Abs from an Audio App? Aaptiv Seeks to Engage Your Muscles Through Your Ears

In order to defeat Nike in digital workouts, Aaptiv must evolve from Service to Platform

In an age where experiential and group fitness classes are thriving, led by the likes of Soulcycle and Flywheel, Aaptiv is seeking to buck the trends using audio based workouts. Founded in 2015 by Wharton grad Ethan Agarwal, Aaptiv’s workouts use audio cues to push their 200K+ subscribers through various workouts – running, elliptical, high intensity interval training, etc. Aaptiv costs $15 per month for unlimited access – notably different from the fee-per-class model common to group fitness classes.

Aaptiv today is a service based model – subscribers pay a fee for access to workouts from a specific set of trainers. Aaptiv’s 16 trainers are full-time employees based in New York, and most of them make the majority of their money from Aaptiv[i]. With a $26M round of funding recently closed, Agarwal has stated that he is eager to hire more trainers in the race to gain market share in the competitive fitness space.



 One of Aaptiv’s biggest competitors is Nike, with its Nike Training Club and Nike Running Club. Both of these apps have one thing that Aaptiv does not – video. Users get fewer audio cues, but if they need an explanation or visual of the exercise they are supposed to be doing, they can simply look at their screen. Nike Training Club notably features workouts from famous athletes, such as Cristiano Ronaldo, Serena Williams, Kyrie Irving, and more. These workouts feature a quick intro from the athlete, and sometimes even audio cues from the athlete throughout. Nike Running Club recently launched audio guided runs, which do not feature video but have one of Nike’s many coaches from their real-life running clubs throughout the country guiding users through a run. Perhaps showing that Nike believes this to be a winner take all market, and because it seems to believe that users of these apps are more likely to purchase Nike apparel or shoes, both of the apps are currently offered for free.

Aaptiv also competes against other workout programs such as Bikini Body Guide by the beloved Kayla Itsines and home fitness classes from Peloton, which also sells its bicycle and is one of the few workout class providers to sell hardware.


From Service to Platform

 In order for Aaptiv to compete against the much greater capitalized Nike Training and Running Club, Aaptiv will need to provide superior workouts that more than offset the impressive nature of the athletes on the Nike apps. Rather than trying to compete in Sports Marketing by recruiting more athletes, a race Aaptiv is almost certain to lose to Nike, Aaptiv must continue pursuing its goals of personalization.

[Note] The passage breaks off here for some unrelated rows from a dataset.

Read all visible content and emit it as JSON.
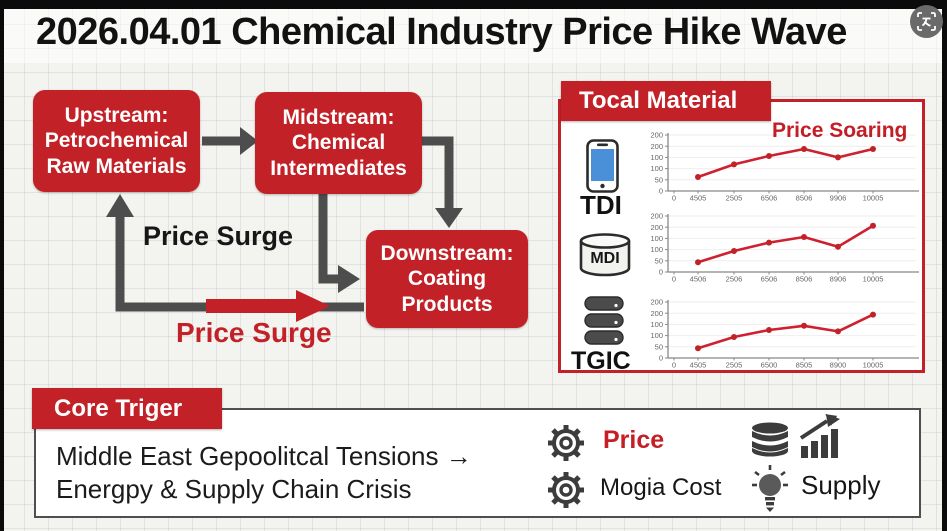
{
  "page": {
    "title": "2026.04.01 Chemical Industry Price Hike Wave"
  },
  "lens": {
    "icon": "image-search-icon"
  },
  "flowchart": {
    "upstream": {
      "lines": [
        "Upstream:",
        "Petrochemical",
        "Raw Materials"
      ]
    },
    "midstream": {
      "lines": [
        "Midstream:",
        "Chemical",
        "Intermediates"
      ]
    },
    "downstream": {
      "lines": [
        "Downstream:",
        "Coating",
        "Products"
      ]
    },
    "label_mid": "Price Surge",
    "label_bottom": "Price Surge"
  },
  "material_panel": {
    "header": "Tocal Material",
    "annotation": "Price Soaring",
    "items": [
      {
        "name": "TDI",
        "icon": "smartphone-icon"
      },
      {
        "name": "MDI",
        "icon": "drum-cylinder-icon"
      },
      {
        "name": "TGIC",
        "icon": "database-stack-icon"
      }
    ]
  },
  "chart_data": [
    {
      "type": "line",
      "series_name": "TDI",
      "x_labels": [
        "0",
        "4505",
        "2505",
        "6506",
        "8506",
        "9906",
        "10005"
      ],
      "y_tick_labels": [
        "200",
        "200",
        "100",
        "100",
        "50",
        "0"
      ],
      "values": [
        50,
        95,
        125,
        150,
        120,
        150
      ],
      "ylim": [
        0,
        200
      ],
      "grid": true,
      "legend": "none",
      "line_color": "#cf2030"
    },
    {
      "type": "line",
      "series_name": "MDI",
      "x_labels": [
        "0",
        "4506",
        "2506",
        "6506",
        "8506",
        "8906",
        "10005"
      ],
      "y_tick_labels": [
        "200",
        "200",
        "100",
        "100",
        "50",
        "0"
      ],
      "values": [
        35,
        75,
        105,
        125,
        90,
        165
      ],
      "ylim": [
        0,
        200
      ],
      "grid": true,
      "legend": "none",
      "line_color": "#cf2030"
    },
    {
      "type": "line",
      "series_name": "TGIC",
      "x_labels": [
        "0",
        "4505",
        "2505",
        "6500",
        "8505",
        "8900",
        "10005"
      ],
      "y_tick_labels": [
        "200",
        "200",
        "100",
        "100",
        "50",
        "0"
      ],
      "values": [
        35,
        75,
        100,
        115,
        95,
        155
      ],
      "ylim": [
        0,
        200
      ],
      "grid": true,
      "legend": "none",
      "line_color": "#cf2030"
    }
  ],
  "core_trigger": {
    "header": "Core Triger",
    "line1": "Middle East Gepoolitcal Tensions →",
    "line2": "Energpy & Supply Chain Crisis",
    "items": [
      {
        "icon": "gear-icon",
        "label": "Price"
      },
      {
        "icon": "gear-icon",
        "label": "Mogia Cost"
      },
      {
        "icon": "bulb-icon",
        "label": "Supply"
      }
    ],
    "extra_icons": [
      "database-icon",
      "growth-chart-icon"
    ]
  },
  "colors": {
    "red": "#c22127",
    "arrow_gray": "#4d4d4d",
    "chart_red": "#cf2030",
    "text_red": "#c41e26"
  }
}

Aaptiv’s CEO has said that “he imagines a user approaching a hill on one of Aaptiv’s programmed runs. Thirty yards out, the trainer guiding the runner on her workout warns of the upcoming incline. ‘Last time you did this slope, you did it at a 10 minute mile pace,’ the voice says as the beat of accompanying music slows. “’Can we do better?’” In order for this to become a reality, Aaptiv is working to develop an algorithm that integrates a user’s data with real-time GPS tracking and various audio cues. The app’s algorithm would leverage this data to splice together audio cues to make the experience seamless. However, for this to become a reality Aaptiv will need far more users and trainers than they have today. One way to do this is to open up the service as a platform, and allow non-employed trainers to submit their own audio cues for routes throughout the country. Rather than retaining all trainers as employees, by paying trainers a small fee each time one of their workouts gets used they can (1) significantly increase the number of workouts on the platform, (2) cover a greater geographical area, and (3) reduce fixed costs and give themselves more flexibility as they scale. If Aaptiv is unable to improve its workouts through a platform-based approach, it is likely Nike’s superior trainers and branding will take market share. Users are less likely to multi-home, as both apps are gamified and reward users for consistency – something much appreciated in the fitness world. Aaptiv’s algorithm can make it a significant player in this space, but if it doesn’t keep innovating the incumbents will simply copy and integrate its model in to their own.